Пытаюсь козявку достать.
И летят пусть к Марсу ракеты,
И под войнами стонет земля, –
Всех важнее дело мне это,
Потому что козявка моя35.
Школьную почту в полдень заносили прямо в директорскую. Открыв газету, Нина Львовна обнаружила шедевр, немедленно вызвала к себе Лычагина и произнесла сакраментальную фразу:
–Xотите вы этого или нет, но я все еще директор школы.
–И что? – развязно осведомился учитель пения.
–Своей макулатурой вы позорите учреждение, в котором работаете. А если вы сейчас скажете мне хоть слово поперек, то вылетите из школы, и ничего мне за это не будет, потому что вы идиот.
Будь учитель пения поумнее, он бы не удивился. Люди нередко возмущаются, видя отраженными в зеркале искусства собственные чаяния, стремления и менталитет.
Тем временем школьный сторож показал себя меньшим идиотом. Учитывая его чудесное прошлое, все думали, что он вряд ли решится что-нибудь спереть – из боязни стать первым подозреваемым. На это сторож и рассчитывал. Пока в школе шли дебаты на тему, когда сместят директора, станет ли директором учитель труда и кто из педагогического коллектива заслуживает звания главной лахудры, он под шумок вынес из школы магнитофон, электрический чайник, микрокалькулятор и подшивку газеты “СПИД-инфо”, которую сразу же обменял соседу на бутылку водки. Директриса позвонила в милицию, но трубку взял пьяный сержант и заявил, что жена читала в “Учительской газете” статью про третью школу и теперь он туда не поедет, потому что не желает разбираться, кто из вечно скандалящих психопатов что у кого украл.
Володя некоторое время слушал доносившиеся из кабинета вопли директрисы, а потом направился в учительскую – тоже звонить. В РОНО. Телефон РОНО был сломан или отключен. Володя набрался храбрости и позвонил Бортникову домой: сколько можно, в конце концов, это терпеть, бля?

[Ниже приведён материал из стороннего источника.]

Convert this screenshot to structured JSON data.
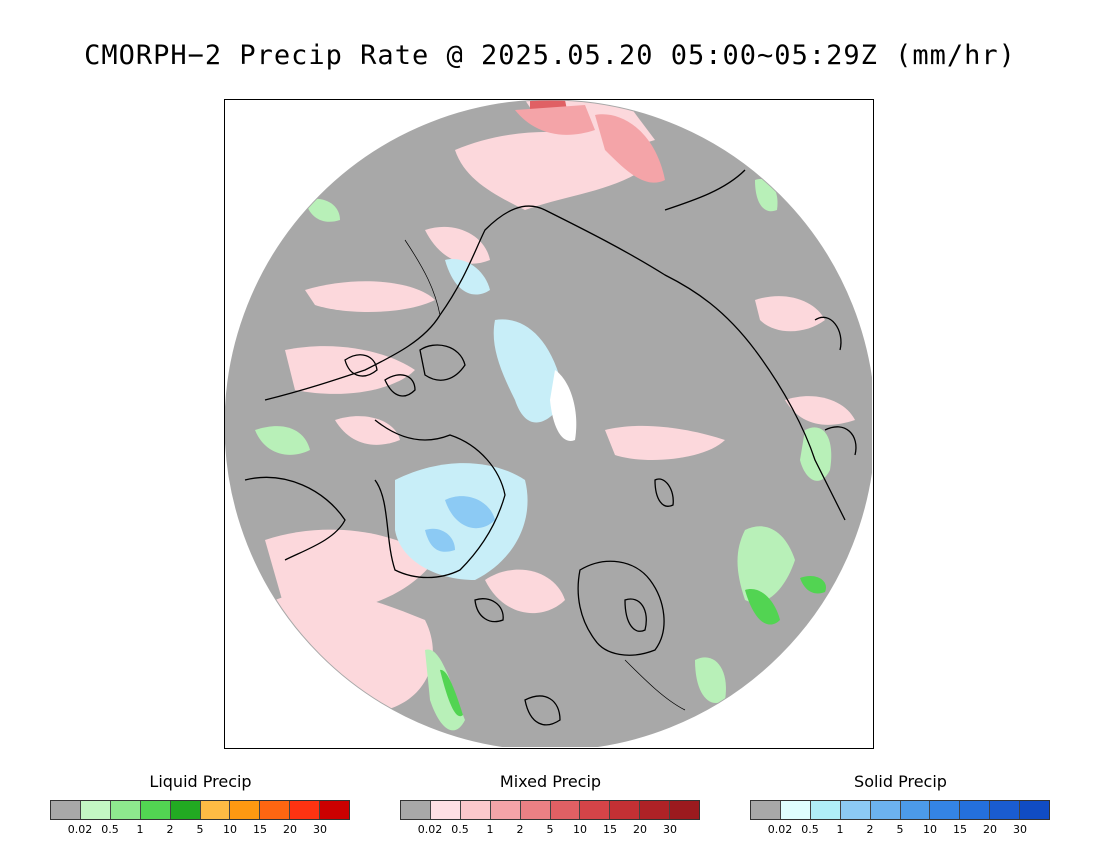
{
  "title": "CMORPH−2 Precip Rate @ 2025.05.20 05:00~05:29Z (mm/hr)",
  "map": {
    "projection": "north polar stereographic",
    "background_color": "#a8a8a8",
    "coastline_color": "#000000"
  },
  "legends": [
    {
      "title": "Liquid Precip",
      "colors": [
        "#a8a8a8",
        "#c4f7c4",
        "#8ee88e",
        "#52d452",
        "#22aa22",
        "#ffbb44",
        "#ff9911",
        "#ff6611",
        "#ff3311",
        "#cc0000"
      ],
      "ticks": [
        "0.02",
        "0.5",
        "1",
        "2",
        "5",
        "10",
        "15",
        "20",
        "30"
      ]
    },
    {
      "title": "Mixed Precip",
      "colors": [
        "#a8a8a8",
        "#ffe0e4",
        "#fcc8cc",
        "#f4a4a8",
        "#ec8084",
        "#e06064",
        "#d44448",
        "#c43034",
        "#ae2226",
        "#9c1a1e"
      ],
      "ticks": [
        "0.02",
        "0.5",
        "1",
        "2",
        "5",
        "10",
        "15",
        "20",
        "30"
      ]
    },
    {
      "title": "Solid Precip",
      "colors": [
        "#a8a8a8",
        "#e0ffff",
        "#b0eef8",
        "#8ccaf4",
        "#6cb2f0",
        "#4c9ae8",
        "#3484e4",
        "#2470dc",
        "#1a5cd0",
        "#104cc4"
      ],
      "ticks": [
        "0.02",
        "0.5",
        "1",
        "2",
        "5",
        "10",
        "15",
        "20",
        "30"
      ]
    }
  ]
}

–Его нет дома, – злобно сказала жена. – И больше нас не беспокойте. Вашими еврейскими делами мы заниматься не намерены.
–В Л. евреев нет!
–Есть, есть! – вскинулась жена. – Евреи везде есть. Я читала, один ученый доказал, что евреи – это потомки расы атлантов, в которых заложена генетическая программа уничтожения.
–Уничтожения кого?
–Всех! – взвизгнула дама. – Володя смутно вспомнил, что по образованию она, кажется, воспитатель детского сада. – И вы за это ответите!
Володя положил трубку. На фоне этой шизы Нина Львовна показалась небесным созданием с крыльями и нимбом. По выходе из учительской его подстерегло еще одно небесное создание – с фиолетовой сединой, в юбке, сшитой, наверно, еще во времена хипповской революции, и новых очках, купленных на гонорар от издания книжки “Шаль разлуки”.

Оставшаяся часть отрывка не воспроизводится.